Bread Line

“Her smoke rises up forever,” apart from describing the fall of Babylon the Great, can also describe our toaster. The thing has been with us for many years now and the lifespan of a toaster is often measured in months rather than decades. I suppose I could go to the store, but the internet is right here, so when I began searching for toasters I found, yes indeed, The Jesus Toaster. I’m sorely tempted. Of course, I haven’t had breakfast yet, but I wonder whether this device is diabolical or devotional. Often it is difficult to tell the difference. Pareidolia, the tendency to see human faces and forms where they don’t exist (false positives), seems to be an evolutionary device to get us to pay attention for possible dangers in our environment. Now that we live hermetically sealed lives, our minds still find faces, and often attribute religious significance to them. We’ve all read of cases of Jesus casting his divine face upon a humble piece of toast, or a tortilla. Or a bruised toe or a garden shrub—the holy visage is not just for breakfast any more. So some clever wag decided to engineer a toaster that puts Jesus right on your bread. A private sacramental, still, you might want to go lightly with the jam. But is Jesus toast used for good or evil? What is your houseguest is Hindu or Jewish? Will they awake to conversion or controversy?

JesusToaster

The association of Jesus with bread is deep and abiding. Seminary students everywhere learn that Bethlehem, the place where Jesus was born according to Matthew, means “house of bread” in Hebrew. We know that Jesus had a reputation for feeding vast crowds with a few loaves of bread. By the time we get to the Gospel of John he is lingering long over the matzah at the last supper after claiming that he is the bread. In many churches he is weekly served in pressed little wafers without much flavor, but, we are told, with infinite substance. Jesus and bread go together like, well, bread and butter.

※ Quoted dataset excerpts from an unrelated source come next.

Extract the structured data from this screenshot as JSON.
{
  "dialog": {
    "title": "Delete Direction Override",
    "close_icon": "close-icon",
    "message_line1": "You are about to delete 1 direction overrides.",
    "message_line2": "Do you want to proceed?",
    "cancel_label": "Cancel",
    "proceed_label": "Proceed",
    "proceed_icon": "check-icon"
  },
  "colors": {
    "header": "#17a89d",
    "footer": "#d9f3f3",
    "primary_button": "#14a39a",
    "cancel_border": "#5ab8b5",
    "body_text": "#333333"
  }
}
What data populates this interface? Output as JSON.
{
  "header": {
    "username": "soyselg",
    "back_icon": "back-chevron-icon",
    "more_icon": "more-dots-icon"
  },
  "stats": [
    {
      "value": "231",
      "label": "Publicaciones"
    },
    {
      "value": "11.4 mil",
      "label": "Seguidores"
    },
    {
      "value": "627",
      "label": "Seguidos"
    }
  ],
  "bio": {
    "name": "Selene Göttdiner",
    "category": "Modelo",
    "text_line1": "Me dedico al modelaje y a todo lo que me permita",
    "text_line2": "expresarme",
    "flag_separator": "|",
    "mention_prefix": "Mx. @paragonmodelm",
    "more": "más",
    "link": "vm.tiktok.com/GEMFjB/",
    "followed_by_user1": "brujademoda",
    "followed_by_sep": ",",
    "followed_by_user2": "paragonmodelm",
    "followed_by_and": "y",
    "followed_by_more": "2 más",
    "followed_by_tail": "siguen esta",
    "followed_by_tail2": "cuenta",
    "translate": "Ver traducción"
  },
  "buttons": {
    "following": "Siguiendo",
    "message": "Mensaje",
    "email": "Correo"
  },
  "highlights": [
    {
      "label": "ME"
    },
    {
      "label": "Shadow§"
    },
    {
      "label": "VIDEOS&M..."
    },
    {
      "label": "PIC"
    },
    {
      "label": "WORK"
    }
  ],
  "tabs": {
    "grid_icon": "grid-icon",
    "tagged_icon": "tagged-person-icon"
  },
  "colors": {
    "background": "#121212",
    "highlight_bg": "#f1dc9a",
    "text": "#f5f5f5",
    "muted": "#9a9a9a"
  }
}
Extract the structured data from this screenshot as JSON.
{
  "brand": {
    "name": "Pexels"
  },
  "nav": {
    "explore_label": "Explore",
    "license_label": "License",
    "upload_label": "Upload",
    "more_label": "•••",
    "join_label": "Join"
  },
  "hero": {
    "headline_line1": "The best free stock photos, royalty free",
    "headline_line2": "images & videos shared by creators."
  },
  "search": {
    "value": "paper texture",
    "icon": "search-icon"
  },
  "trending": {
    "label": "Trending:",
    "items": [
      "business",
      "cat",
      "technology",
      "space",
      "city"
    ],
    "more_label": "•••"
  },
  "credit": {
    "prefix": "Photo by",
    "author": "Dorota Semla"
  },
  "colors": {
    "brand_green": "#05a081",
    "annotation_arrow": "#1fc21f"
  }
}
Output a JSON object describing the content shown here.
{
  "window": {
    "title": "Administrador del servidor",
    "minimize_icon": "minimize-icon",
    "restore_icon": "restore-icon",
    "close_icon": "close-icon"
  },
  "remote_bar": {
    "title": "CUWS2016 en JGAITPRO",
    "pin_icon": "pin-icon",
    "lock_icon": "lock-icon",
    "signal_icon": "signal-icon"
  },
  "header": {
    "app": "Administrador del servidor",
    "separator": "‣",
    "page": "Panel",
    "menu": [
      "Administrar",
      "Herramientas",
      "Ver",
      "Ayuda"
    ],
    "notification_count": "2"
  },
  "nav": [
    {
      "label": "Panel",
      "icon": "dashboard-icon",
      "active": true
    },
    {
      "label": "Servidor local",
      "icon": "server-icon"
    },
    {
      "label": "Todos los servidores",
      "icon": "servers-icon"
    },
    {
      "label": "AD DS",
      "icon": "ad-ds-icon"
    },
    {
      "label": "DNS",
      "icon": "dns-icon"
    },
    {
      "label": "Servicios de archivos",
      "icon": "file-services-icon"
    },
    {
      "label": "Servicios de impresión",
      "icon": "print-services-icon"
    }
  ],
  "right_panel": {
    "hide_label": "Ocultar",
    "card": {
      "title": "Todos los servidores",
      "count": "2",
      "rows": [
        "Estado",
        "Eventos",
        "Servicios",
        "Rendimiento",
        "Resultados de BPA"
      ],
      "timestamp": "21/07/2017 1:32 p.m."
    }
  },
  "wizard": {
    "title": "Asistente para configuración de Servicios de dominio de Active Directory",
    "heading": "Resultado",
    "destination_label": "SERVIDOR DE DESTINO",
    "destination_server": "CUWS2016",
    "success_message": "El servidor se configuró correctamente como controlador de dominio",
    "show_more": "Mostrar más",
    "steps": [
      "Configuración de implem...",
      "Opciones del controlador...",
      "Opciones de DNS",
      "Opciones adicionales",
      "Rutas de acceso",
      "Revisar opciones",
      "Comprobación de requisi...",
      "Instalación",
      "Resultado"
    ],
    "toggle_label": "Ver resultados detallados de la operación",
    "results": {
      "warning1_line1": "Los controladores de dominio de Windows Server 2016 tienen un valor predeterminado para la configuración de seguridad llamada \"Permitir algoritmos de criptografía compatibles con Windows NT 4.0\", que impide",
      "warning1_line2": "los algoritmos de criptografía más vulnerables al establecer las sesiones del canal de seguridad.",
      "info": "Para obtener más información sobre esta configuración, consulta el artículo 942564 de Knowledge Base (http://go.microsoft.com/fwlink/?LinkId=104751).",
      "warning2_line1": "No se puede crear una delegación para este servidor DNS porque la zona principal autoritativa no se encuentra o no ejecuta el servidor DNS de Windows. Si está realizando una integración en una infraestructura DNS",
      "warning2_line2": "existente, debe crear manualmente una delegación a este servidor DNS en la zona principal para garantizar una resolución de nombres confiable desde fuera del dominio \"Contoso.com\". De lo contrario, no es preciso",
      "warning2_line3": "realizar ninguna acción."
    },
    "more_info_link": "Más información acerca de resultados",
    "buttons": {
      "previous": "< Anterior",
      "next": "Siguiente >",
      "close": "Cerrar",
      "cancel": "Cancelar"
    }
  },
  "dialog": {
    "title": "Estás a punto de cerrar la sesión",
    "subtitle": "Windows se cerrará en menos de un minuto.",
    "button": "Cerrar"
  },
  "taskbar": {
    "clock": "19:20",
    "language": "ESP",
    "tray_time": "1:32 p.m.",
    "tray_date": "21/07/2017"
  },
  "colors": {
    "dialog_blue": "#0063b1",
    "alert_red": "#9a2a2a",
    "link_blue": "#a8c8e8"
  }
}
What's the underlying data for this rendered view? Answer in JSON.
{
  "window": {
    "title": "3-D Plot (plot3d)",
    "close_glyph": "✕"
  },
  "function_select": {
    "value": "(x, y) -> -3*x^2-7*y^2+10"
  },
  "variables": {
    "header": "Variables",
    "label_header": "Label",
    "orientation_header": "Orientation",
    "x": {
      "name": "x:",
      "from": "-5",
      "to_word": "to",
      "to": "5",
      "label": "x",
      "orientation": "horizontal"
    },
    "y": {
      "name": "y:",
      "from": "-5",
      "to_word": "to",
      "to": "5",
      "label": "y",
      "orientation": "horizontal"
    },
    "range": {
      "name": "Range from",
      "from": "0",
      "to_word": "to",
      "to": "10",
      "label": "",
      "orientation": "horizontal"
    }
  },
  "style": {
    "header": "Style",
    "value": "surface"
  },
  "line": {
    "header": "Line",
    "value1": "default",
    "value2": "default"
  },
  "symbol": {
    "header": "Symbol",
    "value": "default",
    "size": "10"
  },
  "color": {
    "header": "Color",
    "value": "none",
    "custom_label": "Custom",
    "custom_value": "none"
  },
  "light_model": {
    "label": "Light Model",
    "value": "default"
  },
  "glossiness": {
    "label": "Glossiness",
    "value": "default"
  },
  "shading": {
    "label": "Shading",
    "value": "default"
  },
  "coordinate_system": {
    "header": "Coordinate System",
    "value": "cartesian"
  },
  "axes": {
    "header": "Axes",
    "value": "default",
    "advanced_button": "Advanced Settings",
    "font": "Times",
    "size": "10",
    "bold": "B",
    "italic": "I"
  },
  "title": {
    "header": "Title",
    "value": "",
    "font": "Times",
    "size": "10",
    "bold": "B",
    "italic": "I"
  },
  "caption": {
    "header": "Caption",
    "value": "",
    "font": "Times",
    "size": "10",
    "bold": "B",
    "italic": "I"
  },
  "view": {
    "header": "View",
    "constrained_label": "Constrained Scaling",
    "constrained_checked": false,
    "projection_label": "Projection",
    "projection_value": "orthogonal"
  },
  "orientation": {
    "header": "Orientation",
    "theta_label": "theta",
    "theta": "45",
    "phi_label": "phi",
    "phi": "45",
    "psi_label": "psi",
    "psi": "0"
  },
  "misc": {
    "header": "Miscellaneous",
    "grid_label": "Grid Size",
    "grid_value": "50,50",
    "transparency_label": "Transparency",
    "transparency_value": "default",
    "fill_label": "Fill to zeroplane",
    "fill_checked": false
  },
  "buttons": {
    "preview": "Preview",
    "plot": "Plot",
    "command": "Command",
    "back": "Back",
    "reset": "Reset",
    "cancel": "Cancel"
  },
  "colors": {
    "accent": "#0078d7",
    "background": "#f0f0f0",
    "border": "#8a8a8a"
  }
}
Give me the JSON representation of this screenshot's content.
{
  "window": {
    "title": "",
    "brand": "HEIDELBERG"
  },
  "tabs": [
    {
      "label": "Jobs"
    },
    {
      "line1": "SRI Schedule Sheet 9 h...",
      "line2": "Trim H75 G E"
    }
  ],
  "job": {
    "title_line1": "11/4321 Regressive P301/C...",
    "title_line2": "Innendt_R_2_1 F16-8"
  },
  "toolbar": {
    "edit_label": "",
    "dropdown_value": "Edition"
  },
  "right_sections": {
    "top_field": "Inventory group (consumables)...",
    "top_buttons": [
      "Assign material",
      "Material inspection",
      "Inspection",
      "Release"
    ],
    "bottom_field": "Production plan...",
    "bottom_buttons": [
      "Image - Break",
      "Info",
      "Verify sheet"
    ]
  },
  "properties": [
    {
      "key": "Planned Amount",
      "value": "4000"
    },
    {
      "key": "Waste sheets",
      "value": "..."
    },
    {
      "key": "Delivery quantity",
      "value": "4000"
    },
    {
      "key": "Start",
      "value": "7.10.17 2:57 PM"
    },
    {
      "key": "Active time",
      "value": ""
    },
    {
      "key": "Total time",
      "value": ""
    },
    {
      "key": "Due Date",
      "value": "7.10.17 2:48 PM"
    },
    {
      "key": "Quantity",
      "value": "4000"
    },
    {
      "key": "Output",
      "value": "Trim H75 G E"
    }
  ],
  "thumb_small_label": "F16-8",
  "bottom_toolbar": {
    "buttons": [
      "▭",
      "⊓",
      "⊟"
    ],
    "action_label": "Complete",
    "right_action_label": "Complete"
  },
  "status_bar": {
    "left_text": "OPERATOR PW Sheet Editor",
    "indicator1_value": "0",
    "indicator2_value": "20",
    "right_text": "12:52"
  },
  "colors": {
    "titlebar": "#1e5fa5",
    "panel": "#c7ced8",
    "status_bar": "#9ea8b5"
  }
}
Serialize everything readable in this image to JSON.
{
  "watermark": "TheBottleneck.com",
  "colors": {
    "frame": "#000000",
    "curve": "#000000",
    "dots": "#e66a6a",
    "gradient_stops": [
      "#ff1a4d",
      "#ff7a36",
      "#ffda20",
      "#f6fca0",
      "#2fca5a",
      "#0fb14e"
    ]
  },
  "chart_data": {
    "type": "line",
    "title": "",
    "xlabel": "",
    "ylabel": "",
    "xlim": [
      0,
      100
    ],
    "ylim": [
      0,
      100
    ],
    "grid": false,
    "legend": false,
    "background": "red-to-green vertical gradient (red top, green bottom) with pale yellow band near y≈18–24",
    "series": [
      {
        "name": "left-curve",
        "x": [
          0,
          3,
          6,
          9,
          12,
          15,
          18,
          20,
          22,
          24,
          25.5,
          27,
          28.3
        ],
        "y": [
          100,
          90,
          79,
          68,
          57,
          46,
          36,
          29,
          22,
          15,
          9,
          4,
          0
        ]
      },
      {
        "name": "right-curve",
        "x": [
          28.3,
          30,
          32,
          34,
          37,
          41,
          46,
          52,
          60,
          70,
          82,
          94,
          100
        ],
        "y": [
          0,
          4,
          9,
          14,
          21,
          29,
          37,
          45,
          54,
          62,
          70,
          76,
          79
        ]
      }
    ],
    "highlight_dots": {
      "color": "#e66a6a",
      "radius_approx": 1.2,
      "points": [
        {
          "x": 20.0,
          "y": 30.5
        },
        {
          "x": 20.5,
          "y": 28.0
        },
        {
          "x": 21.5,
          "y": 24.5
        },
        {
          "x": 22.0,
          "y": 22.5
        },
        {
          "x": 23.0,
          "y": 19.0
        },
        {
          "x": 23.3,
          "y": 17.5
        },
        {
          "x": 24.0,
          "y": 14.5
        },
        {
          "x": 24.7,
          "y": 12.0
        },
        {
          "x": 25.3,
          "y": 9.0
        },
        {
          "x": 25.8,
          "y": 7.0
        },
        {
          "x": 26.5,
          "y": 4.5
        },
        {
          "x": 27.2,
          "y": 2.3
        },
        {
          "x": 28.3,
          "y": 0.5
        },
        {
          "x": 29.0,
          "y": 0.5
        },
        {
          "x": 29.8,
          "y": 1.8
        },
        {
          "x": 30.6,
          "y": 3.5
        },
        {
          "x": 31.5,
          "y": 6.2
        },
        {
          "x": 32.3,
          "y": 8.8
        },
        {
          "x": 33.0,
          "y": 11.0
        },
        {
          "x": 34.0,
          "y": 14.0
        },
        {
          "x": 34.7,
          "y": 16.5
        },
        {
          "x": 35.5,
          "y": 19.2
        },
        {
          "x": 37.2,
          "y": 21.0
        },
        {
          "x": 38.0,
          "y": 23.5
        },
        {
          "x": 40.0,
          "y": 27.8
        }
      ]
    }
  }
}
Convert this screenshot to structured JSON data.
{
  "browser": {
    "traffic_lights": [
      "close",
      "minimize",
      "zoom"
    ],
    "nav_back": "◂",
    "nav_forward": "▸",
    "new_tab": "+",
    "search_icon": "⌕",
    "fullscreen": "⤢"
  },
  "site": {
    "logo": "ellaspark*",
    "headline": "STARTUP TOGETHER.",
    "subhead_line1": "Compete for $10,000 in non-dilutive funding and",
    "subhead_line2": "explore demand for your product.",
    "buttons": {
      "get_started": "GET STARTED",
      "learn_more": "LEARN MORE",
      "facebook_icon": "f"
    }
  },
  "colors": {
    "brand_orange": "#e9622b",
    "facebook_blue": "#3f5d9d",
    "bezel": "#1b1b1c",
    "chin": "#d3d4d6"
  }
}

So, should I buy the Jesus Toaster, as seen on TV, or just some regular box of hot coils to warm my mornings? I’m not sure there’s ever any going back once you’ve seen the other side. But wait, there’s more! You can buy a Poe toaster, or a Virgin Mary toaster. They may have a surfeit of meaning, but do they satisfy as toast? As I sit here the time for work draws inexorably closer, and I haven’t decided on my toast yet. Does the Jesus Toaster do bagels? Will my English muffin include Joseph of Arimathea? Does whole wheat toast suggest an African Jesus? My morning has suddenly become too full of options. Besides, the day is usually downhill from here. I think maybe I’ll just have cereal instead.